Special considerations for loading openCypher data

  • When loading openCypher data in CSV format, the format parameter must be set to opencypher.

  • The updateSingleCardinalityProperties parameter is not supported for openCypher loads because all openCypher properties have single cardinality. The openCypher load format does not support arrays, and if an ID value appears more than once, it is treated as a duplicate or an insertion error (see below).

  • The Neptune loader handles duplicates that it encounters in openCypher data as follows:

    • If the loader encounters multiple rows with the same node ID, they are merged using the following rule:

      • All the labels in the rows are added to the node.

      • For each property, only one of the property values is loaded. The selection of the one to load is non-deterministic.

    • If the loader encounters multiple rows with the same relationship ID, only one of them is loaded. The selection of the one to load is non-deterministric.

    • The loader never updates property values of an existing node or relationship in the database if it encounters load data having the ID of the existing node or relationship.
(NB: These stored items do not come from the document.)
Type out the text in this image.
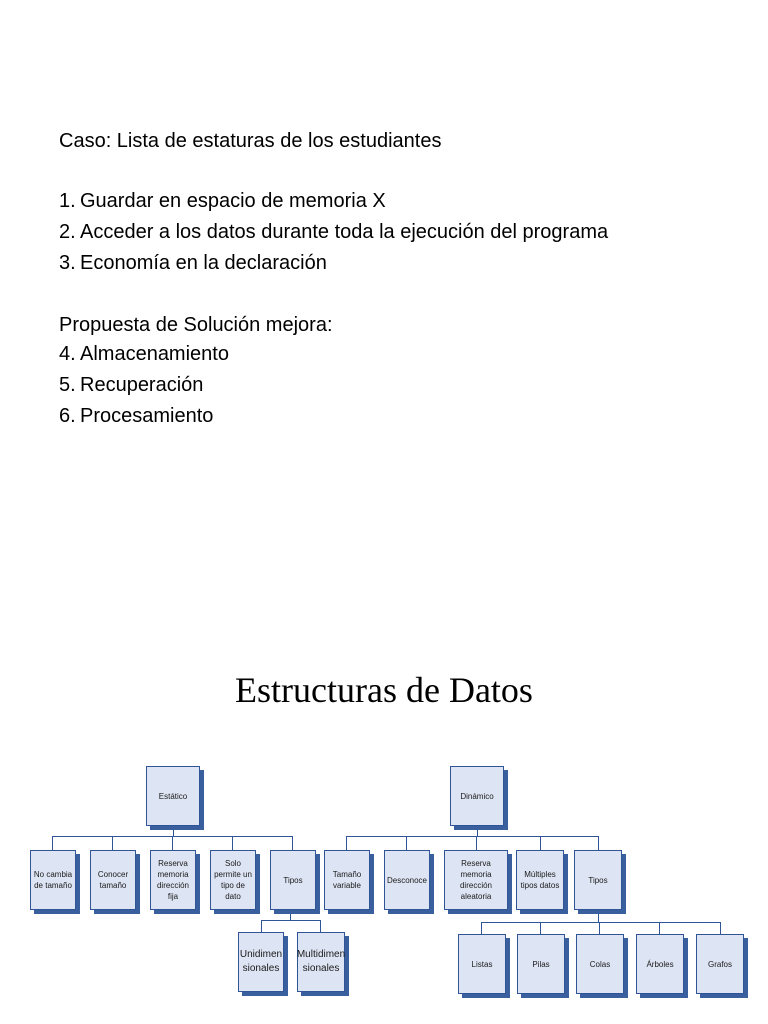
Caso: Lista de estaturas de los estudiantes

1. Guardar en espacio de memoria X
2. Acceder a los datos durante toda la ejecución del programa
3. Economía en la declaración

Propuesta de Solución mejora:

4. Almacenamiento
5. Recuperación
6. Procesamiento
Estructuras de Datos
Estático
No cambia de tamaño
Conocer tamaño
Reserva memoria dirección fija
Solo permite un tipo de dato
Tipos
Unidimen sionales
Multidimen sionales
Dinámico
Tamaño variable
Desconoce
Reserva memoria dirección aleatoria
Múltiples tipos datos
Tipos
Listas	Pilas	Colas	Árboles	Grafos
However, it does load node labels and properties that are not present in the existing node or relationship.

  • Although you don't have to assign IDs to relationships, it is usually a good idea (see the userProvidedEdgeIds parameter above). Without explicit relationship IDs, the loader must reload all relationships in case of an error in a relationship file, rather than resuming the load from where it failed.

    Also, if the load data doesn't contain explicit relationship IDs, the loader has no way of detecting duplicate relationships.

Here is an example of an openCypher load command:

curl -X POST https://your-neptune-endpoint:port/loader \ -H 'Content-Type: application/json' \ -d ' { "source" : "s3://bucket-name/object-key-name", "format" : "opencypher", "userProvidedEdgeIds": "TRUE", "iamRoleArn" : "arn:aws:iam::account-id:role/role-name", "region" : "region", "failOnError" : "FALSE", "parallelism" : "MEDIUM", }'

The loader response is the same as normal. For example:

{ "status" : "200 OK", "payload" : { "loadId" : "guid_as_string" } }

Neptune Loader Response Syntax

{ "status" : "200 OK", "payload" : { "loadId" : "guid_as_string" } }
200 OK

Successfully started load job returns a 200 code.